Colorado regulators could force Xcel customers to pay for troubled plant for decades
Colorado regulators would gain expanded power to order Xcel Energy to finance major costs for its chronically troubled Comanche 3 coal plant through bonds backed by a decades-long charge on every customer’s monthly electric bill.
House Bill 26-1326, the Colorado Public Utilities Commission “sunset bill” that cleared its first committee on April 23, would let the regulatory body direct investor-owned utilities to use securitization under 2019’s Colorado Energy Impact Bond Act.
The measure continues the PUC through 2037, while expanding its authority beyond voluntary utility applications.
Securitization allows a utility to issue bonds backed by a decades-long charge on ratepayer bills. The charge stays on every bill, with periodic adjustments, only until the bonds are repaid — typically 20 to 30 years. Any securitization order would still require the PUC to find a net benefit to ratepayers, according to the bill.
Utilities in other states have used securitization to finance plant retirements at lower interest rates than traditional utility debt and equity financing, producing significant ratepayer savings in multiple cases.
Joseph S. Fichera, CEO of Saber Partners and an expert advisor to the Colorado Public Utilities Commission, said in a 2023 release announcing the firm’s selection by the PUC that utility securitization is a “complex Wall Street financial tool that creates a unique and simple ratepayer-backed bond.”
“Ratepayer-backed bonds can safeguard electricity consumers during this period of energy transition. When done correctly, they can generate significant savings for consumers,” Fichera said.
Xcel’s Comanche 3 Power Station near Pueblo is Colorado’s largest coal unit at 750 megawatts. It has long been a reliability headache, averaging roughly 91 days of outages per year in its first decade of operation. A catastrophic failure on August 12, 2025, knocked it offline.
Repairs are expected to cost $15 million to $26 million total, with Xcel’s share around $4.6 million after insurance. The unit is now projected to be back online by mid-July 2026.
The prolonged outage has worsened summer 2026 energy capacity risks.
These concerns have resulted in stay-open or extension orders for both Comanche and Craig assets.
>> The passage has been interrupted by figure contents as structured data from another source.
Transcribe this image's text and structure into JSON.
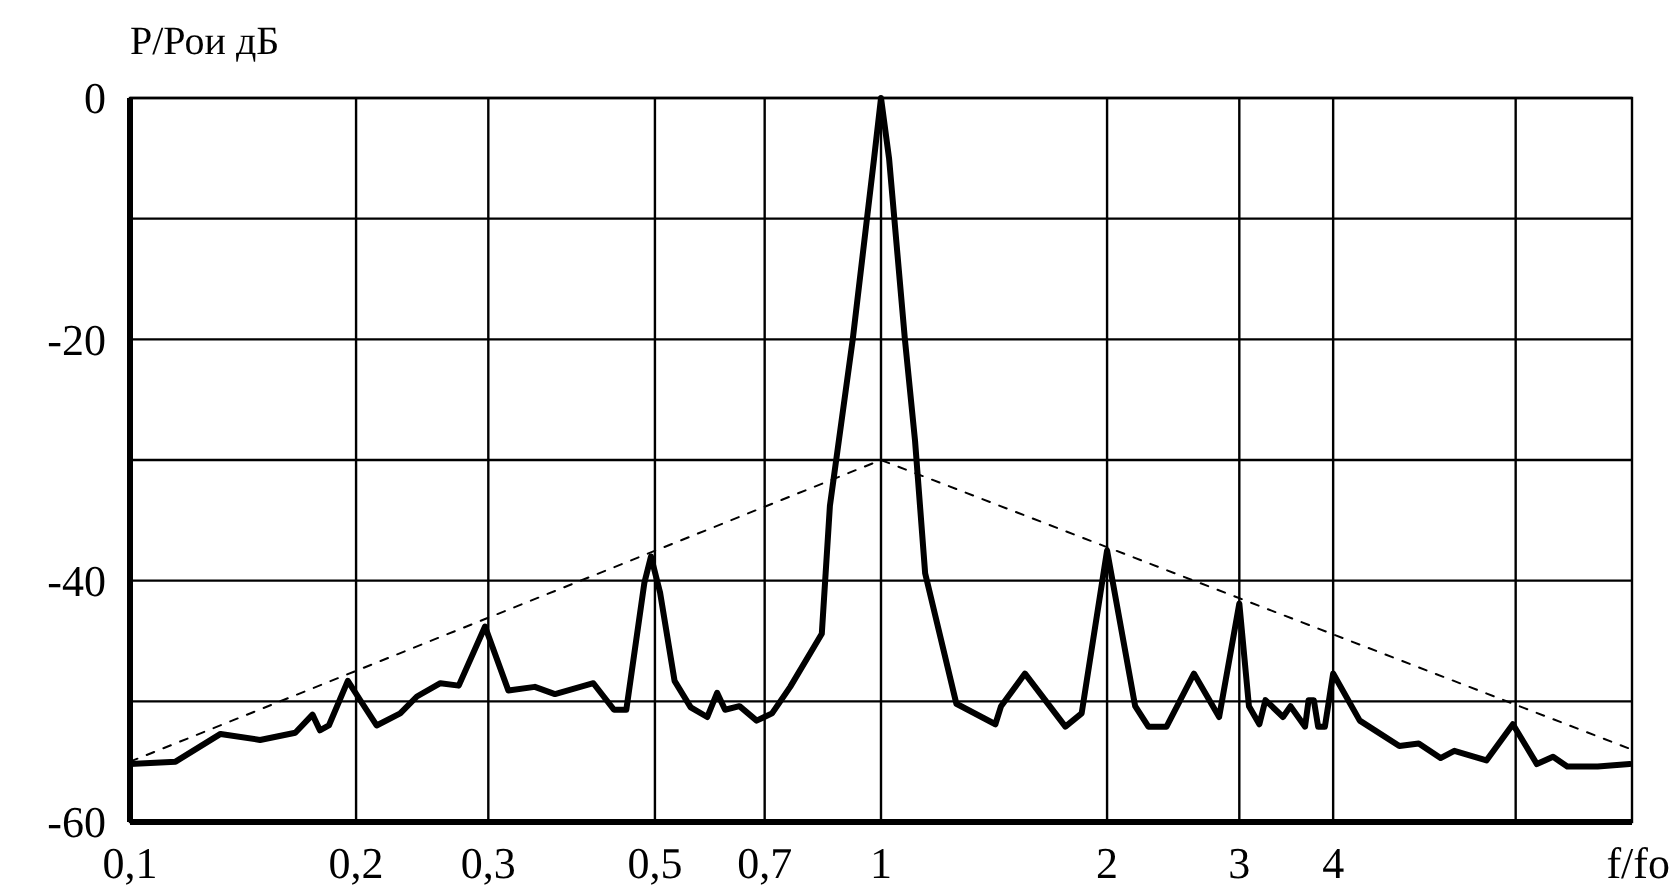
{
  "chart_data": {
    "type": "line",
    "xlabel": "f/fo",
    "ylabel": "Р/Рои дБ",
    "log": "x",
    "grid": true,
    "xlim": [
      0.1,
      10
    ],
    "xticks": [
      {
        "value": 0.1,
        "label": "0,1"
      },
      {
        "value": 0.2,
        "label": "0,2"
      },
      {
        "value": 0.3,
        "label": "0,3"
      },
      {
        "value": 0.5,
        "label": "0,5"
      },
      {
        "value": 0.7,
        "label": "0,7"
      },
      1,
      2,
      3,
      4,
      {
        "value": 7,
        "label": null
      }
    ],
    "ylim": [
      -60,
      0
    ],
    "yticks": [
      0,
      {
        "value": -10,
        "label": null
      },
      -20,
      {
        "value": -30,
        "label": null
      },
      -40,
      {
        "value": -50,
        "label": null
      },
      -60
    ],
    "series": [
      {
        "color": "#000000",
        "line_style": "solid",
        "x": [
          0.1,
          0.115,
          0.132,
          0.149,
          0.166,
          0.175,
          0.179,
          0.184,
          0.195,
          0.204,
          0.213,
          0.229,
          0.241,
          0.259,
          0.274,
          0.297,
          0.319,
          0.346,
          0.368,
          0.414,
          0.441,
          0.458,
          0.484,
          0.494,
          0.508,
          0.531,
          0.558,
          0.587,
          0.605,
          0.62,
          0.648,
          0.683,
          0.716,
          0.757,
          0.834,
          0.855,
          0.917,
          0.979,
          1,
          1.025,
          1.076,
          1.11,
          1.145,
          1.26,
          1.42,
          1.445,
          1.555,
          1.76,
          1.85,
          2,
          2.18,
          2.27,
          2.4,
          2.61,
          2.82,
          3,
          3.09,
          3.19,
          3.25,
          3.43,
          3.51,
          3.67,
          3.71,
          3.77,
          3.82,
          3.9,
          4,
          4.34,
          4.9,
          5.2,
          5.56,
          5.8,
          6.4,
          6.94,
          7.47,
          7.85,
          8.2,
          9,
          9.93
        ],
        "values": [
          -55.2,
          -55,
          -52.7,
          -53.2,
          -52.6,
          -51.1,
          -52.4,
          -52,
          -48.3,
          -50.2,
          -52,
          -51,
          -49.6,
          -48.5,
          -48.7,
          -43.8,
          -49.1,
          -48.8,
          -49.4,
          -48.5,
          -50.7,
          -50.7,
          -40.2,
          -38,
          -41,
          -48.3,
          -50.5,
          -51.3,
          -49.3,
          -50.7,
          -50.4,
          -51.6,
          -51,
          -48.8,
          -44.4,
          -33.8,
          -20,
          -5,
          0,
          -5,
          -20,
          -28.4,
          -39.4,
          -50.2,
          -51.9,
          -50.4,
          -47.7,
          -52.1,
          -51,
          -37.5,
          -50.4,
          -52.1,
          -52.1,
          -47.7,
          -51.3,
          -41.9,
          -50.4,
          -51.9,
          -49.9,
          -51.3,
          -50.4,
          -52.1,
          -49.9,
          -49.9,
          -52.1,
          -52.1,
          -47.7,
          -51.6,
          -53.7,
          -53.5,
          -54.7,
          -54.1,
          -54.9,
          -51.9,
          -55.2,
          -54.6,
          -55.4,
          -55.4,
          -55.2
        ]
      },
      {
        "color": "#000000",
        "line_style": "dashed",
        "x": [
          0.1,
          1,
          10
        ],
        "values": [
          -55,
          -30,
          -54
        ]
      }
    ]
  }
}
The state’s energy regulators approved a one-year extension for Comanche Unit 2 through the end of 2026 to help cover the gap. Federally, the U.S. Department of Energy has issued emergency orders requiring Craig Unit 1 to remain available past its planned 2025 retirement. Similar retirement costs could arise at other coal assets.
U.S. Department of Energy reports have highlighted national strains on resource adequacy from rising demand and plant retirements, adding pressure for reliable dispatchable generation in Colorado.
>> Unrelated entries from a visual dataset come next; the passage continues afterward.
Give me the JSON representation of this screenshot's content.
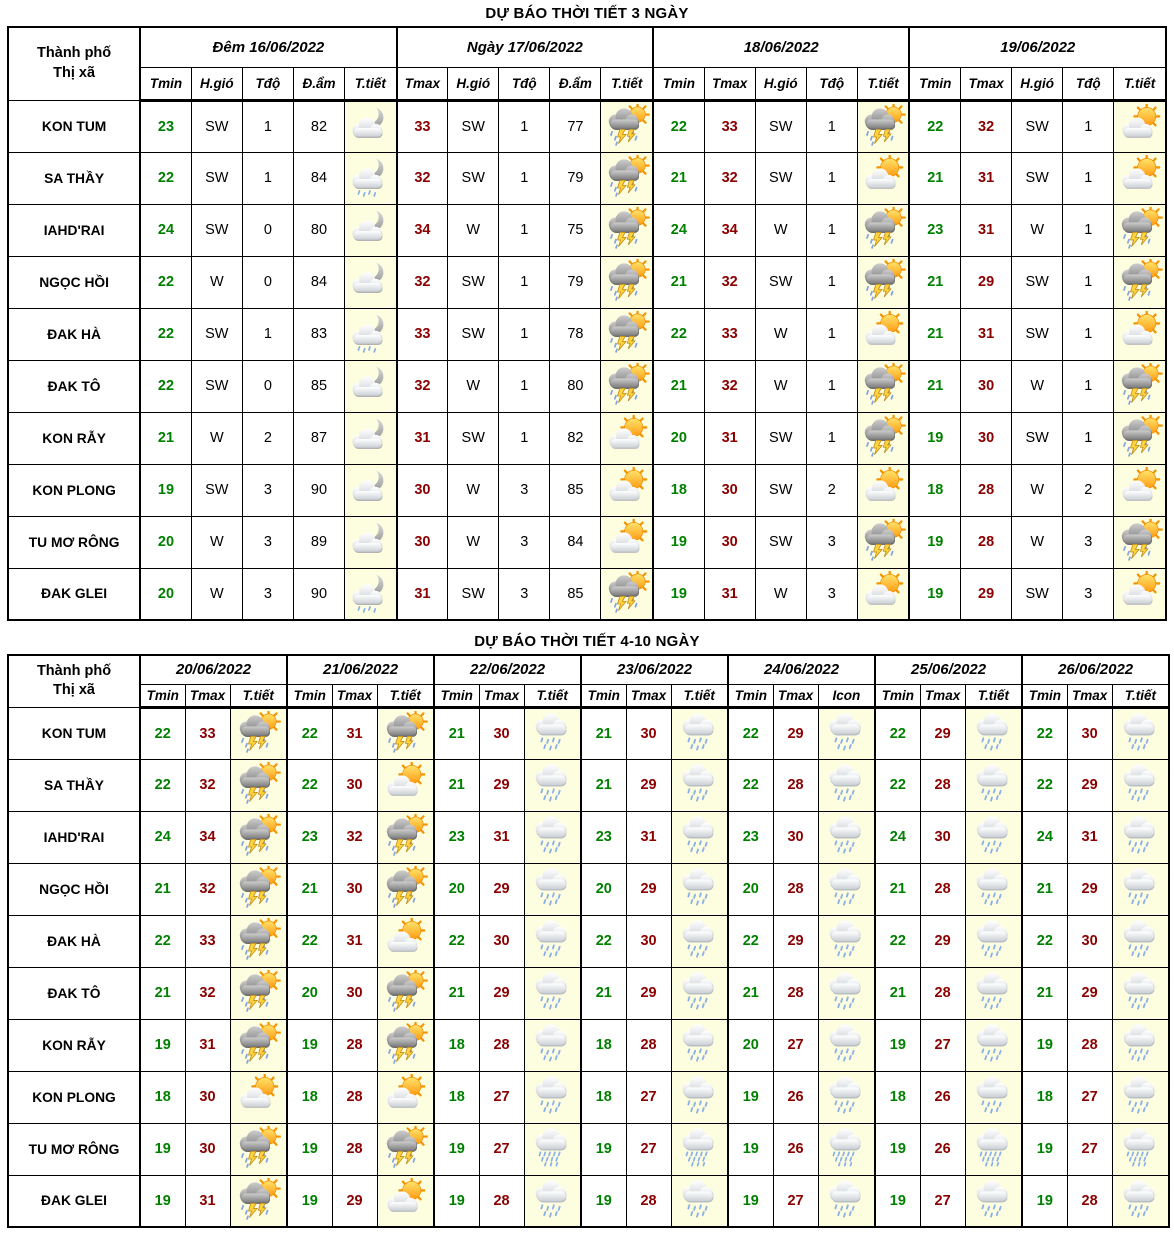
{
  "colors": {
    "tmin": "#008000",
    "tmax": "#8B0000",
    "icon_cell_bg": "#FDFDE0",
    "border": "#000000",
    "page_break_dash": "#7FA0E8"
  },
  "icon_legend": {
    "night-cloud": "crescent moon behind cloud",
    "night-rain": "crescent moon behind cloud with rain",
    "storm-sun": "sun behind dark cloud with lightning and rain",
    "sun-cloud": "sun behind cloud (partly cloudy)",
    "rain": "cloud with light rain",
    "heavy-rain": "cloud with heavy rain"
  },
  "table1": {
    "title": "DỰ BÁO THỜI TIẾT 3 NGÀY",
    "city_header": [
      "Thành phố",
      "Thị xã"
    ],
    "page_breaks_after_groups": [],
    "groups": [
      {
        "label": "Đêm 16/06/2022",
        "cols": [
          "Tmin",
          "H.gió",
          "Tđộ",
          "Đ.ẩm",
          "T.tiết"
        ]
      },
      {
        "label": "Ngày 17/06/2022",
        "cols": [
          "Tmax",
          "H.gió",
          "Tđộ",
          "Đ.ẩm",
          "T.tiết"
        ]
      },
      {
        "label": "18/06/2022",
        "cols": [
          "Tmin",
          "Tmax",
          "H.gió",
          "Tđộ",
          "T.tiết"
        ]
      },
      {
        "label": "19/06/2022",
        "cols": [
          "Tmin",
          "Tmax",
          "H.gió",
          "Tđộ",
          "T.tiết"
        ]
      }
    ],
    "rows": [
      {
        "city": "KON TUM",
        "cells": [
          [
            23,
            "SW",
            1,
            82,
            "night-cloud"
          ],
          [
            33,
            "SW",
            1,
            77,
            "storm-sun"
          ],
          [
            22,
            33,
            "SW",
            1,
            "storm-sun"
          ],
          [
            22,
            32,
            "SW",
            1,
            "sun-cloud"
          ]
        ]
      },
      {
        "city": "SA THẦY",
        "cells": [
          [
            22,
            "SW",
            1,
            84,
            "night-rain"
          ],
          [
            32,
            "SW",
            1,
            79,
            "storm-sun"
          ],
          [
            21,
            32,
            "SW",
            1,
            "sun-cloud"
          ],
          [
            21,
            31,
            "SW",
            1,
            "sun-cloud"
          ]
        ]
      },
      {
        "city": "IAHD'RAI",
        "cells": [
          [
            24,
            "SW",
            0,
            80,
            "night-cloud"
          ],
          [
            34,
            "W",
            1,
            75,
            "storm-sun"
          ],
          [
            24,
            34,
            "W",
            1,
            "storm-sun"
          ],
          [
            23,
            31,
            "W",
            1,
            "storm-sun"
          ]
        ]
      },
      {
        "city": "NGỌC HỒI",
        "cells": [
          [
            22,
            "W",
            0,
            84,
            "night-cloud"
          ],
          [
            32,
            "SW",
            1,
            79,
            "storm-sun"
          ],
          [
            21,
            32,
            "SW",
            1,
            "storm-sun"
          ],
          [
            21,
            29,
            "SW",
            1,
            "storm-sun"
          ]
        ]
      },
      {
        "city": "ĐAK HÀ",
        "cells": [
          [
            22,
            "SW",
            1,
            83,
            "night-rain"
          ],
          [
            33,
            "SW",
            1,
            78,
            "storm-sun"
          ],
          [
            22,
            33,
            "W",
            1,
            "sun-cloud"
          ],
          [
            21,
            31,
            "SW",
            1,
            "sun-cloud"
          ]
        ]
      },
      {
        "city": "ĐAK TÔ",
        "cells": [
          [
            22,
            "SW",
            0,
            85,
            "night-cloud"
          ],
          [
            32,
            "W",
            1,
            80,
            "storm-sun"
          ],
          [
            21,
            32,
            "W",
            1,
            "storm-sun"
          ],
          [
            21,
            30,
            "W",
            1,
            "storm-sun"
          ]
        ]
      },
      {
        "city": "KON RẪY",
        "cells": [
          [
            21,
            "W",
            2,
            87,
            "night-cloud"
          ],
          [
            31,
            "SW",
            1,
            82,
            "sun-cloud"
          ],
          [
            20,
            31,
            "SW",
            1,
            "storm-sun"
          ],
          [
            19,
            30,
            "SW",
            1,
            "storm-sun"
          ]
        ]
      },
      {
        "city": "KON PLONG",
        "cells": [
          [
            19,
            "SW",
            3,
            90,
            "night-cloud"
          ],
          [
            30,
            "W",
            3,
            85,
            "sun-cloud"
          ],
          [
            18,
            30,
            "SW",
            2,
            "sun-cloud"
          ],
          [
            18,
            28,
            "W",
            2,
            "sun-cloud"
          ]
        ]
      },
      {
        "city": "TU MƠ RÔNG",
        "cells": [
          [
            20,
            "W",
            3,
            89,
            "night-cloud"
          ],
          [
            30,
            "W",
            3,
            84,
            "sun-cloud"
          ],
          [
            19,
            30,
            "SW",
            3,
            "storm-sun"
          ],
          [
            19,
            28,
            "W",
            3,
            "storm-sun"
          ]
        ]
      },
      {
        "city": "ĐAK GLEI",
        "cells": [
          [
            20,
            "W",
            3,
            90,
            "night-rain"
          ],
          [
            31,
            "SW",
            3,
            85,
            "storm-sun"
          ],
          [
            19,
            31,
            "W",
            3,
            "sun-cloud"
          ],
          [
            19,
            29,
            "SW",
            3,
            "sun-cloud"
          ]
        ]
      }
    ]
  },
  "table2": {
    "title": "DỰ BÁO THỜI TIẾT 4-10 NGÀY",
    "city_header": [
      "Thành phố",
      "Thị xã"
    ],
    "page_breaks_after_groups": [
      1,
      4
    ],
    "groups": [
      {
        "label": "20/06/2022",
        "cols": [
          "Tmin",
          "Tmax",
          "T.tiết"
        ]
      },
      {
        "label": "21/06/2022",
        "cols": [
          "Tmin",
          "Tmax",
          "T.tiết"
        ]
      },
      {
        "label": "22/06/2022",
        "cols": [
          "Tmin",
          "Tmax",
          "T.tiết"
        ]
      },
      {
        "label": "23/06/2022",
        "cols": [
          "Tmin",
          "Tmax",
          "T.tiết"
        ]
      },
      {
        "label": "24/06/2022",
        "cols": [
          "Tmin",
          "Tmax",
          "Icon"
        ]
      },
      {
        "label": "25/06/2022",
        "cols": [
          "Tmin",
          "Tmax",
          "T.tiết"
        ]
      },
      {
        "label": "26/06/2022",
        "cols": [
          "Tmin",
          "Tmax",
          "T.tiết"
        ]
      }
    ],
    "rows": [
      {
        "city": "KON TUM",
        "cells": [
          [
            22,
            33,
            "storm-sun"
          ],
          [
            22,
            31,
            "storm-sun"
          ],
          [
            21,
            30,
            "rain"
          ],
          [
            21,
            30,
            "rain"
          ],
          [
            22,
            29,
            "rain"
          ],
          [
            22,
            29,
            "rain"
          ],
          [
            22,
            30,
            "rain"
          ]
        ]
      },
      {
        "city": "SA THẦY",
        "cells": [
          [
            22,
            32,
            "storm-sun"
          ],
          [
            22,
            30,
            "sun-cloud"
          ],
          [
            21,
            29,
            "rain"
          ],
          [
            21,
            29,
            "rain"
          ],
          [
            22,
            28,
            "rain"
          ],
          [
            22,
            28,
            "rain"
          ],
          [
            22,
            29,
            "rain"
          ]
        ]
      },
      {
        "city": "IAHD'RAI",
        "cells": [
          [
            24,
            34,
            "storm-sun"
          ],
          [
            23,
            32,
            "storm-sun"
          ],
          [
            23,
            31,
            "rain"
          ],
          [
            23,
            31,
            "rain"
          ],
          [
            23,
            30,
            "rain"
          ],
          [
            24,
            30,
            "rain"
          ],
          [
            24,
            31,
            "rain"
          ]
        ]
      },
      {
        "city": "NGỌC HỒI",
        "cells": [
          [
            21,
            32,
            "storm-sun"
          ],
          [
            21,
            30,
            "storm-sun"
          ],
          [
            20,
            29,
            "rain"
          ],
          [
            20,
            29,
            "rain"
          ],
          [
            20,
            28,
            "rain"
          ],
          [
            21,
            28,
            "rain"
          ],
          [
            21,
            29,
            "rain"
          ]
        ]
      },
      {
        "city": "ĐAK HÀ",
        "cells": [
          [
            22,
            33,
            "storm-sun"
          ],
          [
            22,
            31,
            "sun-cloud"
          ],
          [
            22,
            30,
            "rain"
          ],
          [
            22,
            30,
            "rain"
          ],
          [
            22,
            29,
            "rain"
          ],
          [
            22,
            29,
            "rain"
          ],
          [
            22,
            30,
            "rain"
          ]
        ]
      },
      {
        "city": "ĐAK TÔ",
        "cells": [
          [
            21,
            32,
            "storm-sun"
          ],
          [
            20,
            30,
            "storm-sun"
          ],
          [
            21,
            29,
            "rain"
          ],
          [
            21,
            29,
            "rain"
          ],
          [
            21,
            28,
            "rain"
          ],
          [
            21,
            28,
            "rain"
          ],
          [
            21,
            29,
            "rain"
          ]
        ]
      },
      {
        "city": "KON RẪY",
        "cells": [
          [
            19,
            31,
            "storm-sun"
          ],
          [
            19,
            28,
            "storm-sun"
          ],
          [
            18,
            28,
            "rain"
          ],
          [
            18,
            28,
            "rain"
          ],
          [
            20,
            27,
            "rain"
          ],
          [
            19,
            27,
            "rain"
          ],
          [
            19,
            28,
            "rain"
          ]
        ]
      },
      {
        "city": "KON PLONG",
        "cells": [
          [
            18,
            30,
            "sun-cloud"
          ],
          [
            18,
            28,
            "sun-cloud"
          ],
          [
            18,
            27,
            "rain"
          ],
          [
            18,
            27,
            "rain"
          ],
          [
            19,
            26,
            "rain"
          ],
          [
            18,
            26,
            "rain"
          ],
          [
            18,
            27,
            "rain"
          ]
        ]
      },
      {
        "city": "TU MƠ RÔNG",
        "cells": [
          [
            19,
            30,
            "storm-sun"
          ],
          [
            19,
            28,
            "storm-sun"
          ],
          [
            19,
            27,
            "heavy-rain"
          ],
          [
            19,
            27,
            "heavy-rain"
          ],
          [
            19,
            26,
            "heavy-rain"
          ],
          [
            19,
            26,
            "heavy-rain"
          ],
          [
            19,
            27,
            "heavy-rain"
          ]
        ]
      },
      {
        "city": "ĐAK GLEI",
        "cells": [
          [
            19,
            31,
            "storm-sun"
          ],
          [
            19,
            29,
            "sun-cloud"
          ],
          [
            19,
            28,
            "rain"
          ],
          [
            19,
            28,
            "rain"
          ],
          [
            19,
            27,
            "rain"
          ],
          [
            19,
            27,
            "rain"
          ],
          [
            19,
            28,
            "rain"
          ]
        ]
      }
    ]
  }
}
Xcel has maintained that repairing and running Comanche 3 through its planned retirement around 2030 remains the most cost-effective near-term option for reliability. Any early retirement or major cost recovery would still require PUC approval.
Clare Valentine, senior policy adviser with Western Resource Advocates, supports giving the Public Utilities Commission power to require securitization.
Valentine argued that investor-owned utilities, such as Xcel and Black Hills, “have incentives to avoid securitization because it can decrease their profits,” according to a report on her testimony by The Sum & Substance, an online news site published by the Colorado Chamber of Commerce.
She stated that PUC members “should be able to step in and order it when they see it in the best interests of consumers.”
Valentine added, “While securitization is not a magical tool, it can be useful in some cases.”
Critics worry the expanded authority shifts too much control and risk to ratepayers.
Sarah Montalbano, an energy policy analyst at the Independence Institute, a free market think tank based in Denver, said in a written testimony submitted to the Colorado House Energy and Environment Committee that another concern is that HB 26-1326 would “authorize the PUC to order a utility to securitize assets rather than waiting for a voluntary application.
“Authorizing the PUC to compel utilities to write down those government-created losses converts securitization from a ratepayer protection tool into a financial mechanism for implementing legislative policy goals,” she said.
The bill, sponsored by House Majority Leader Monica Duran, D-Wheat Ridge, and others, advanced on a 9-4 party-line vote in the House Energy and Environment Committee. It remains under consideration.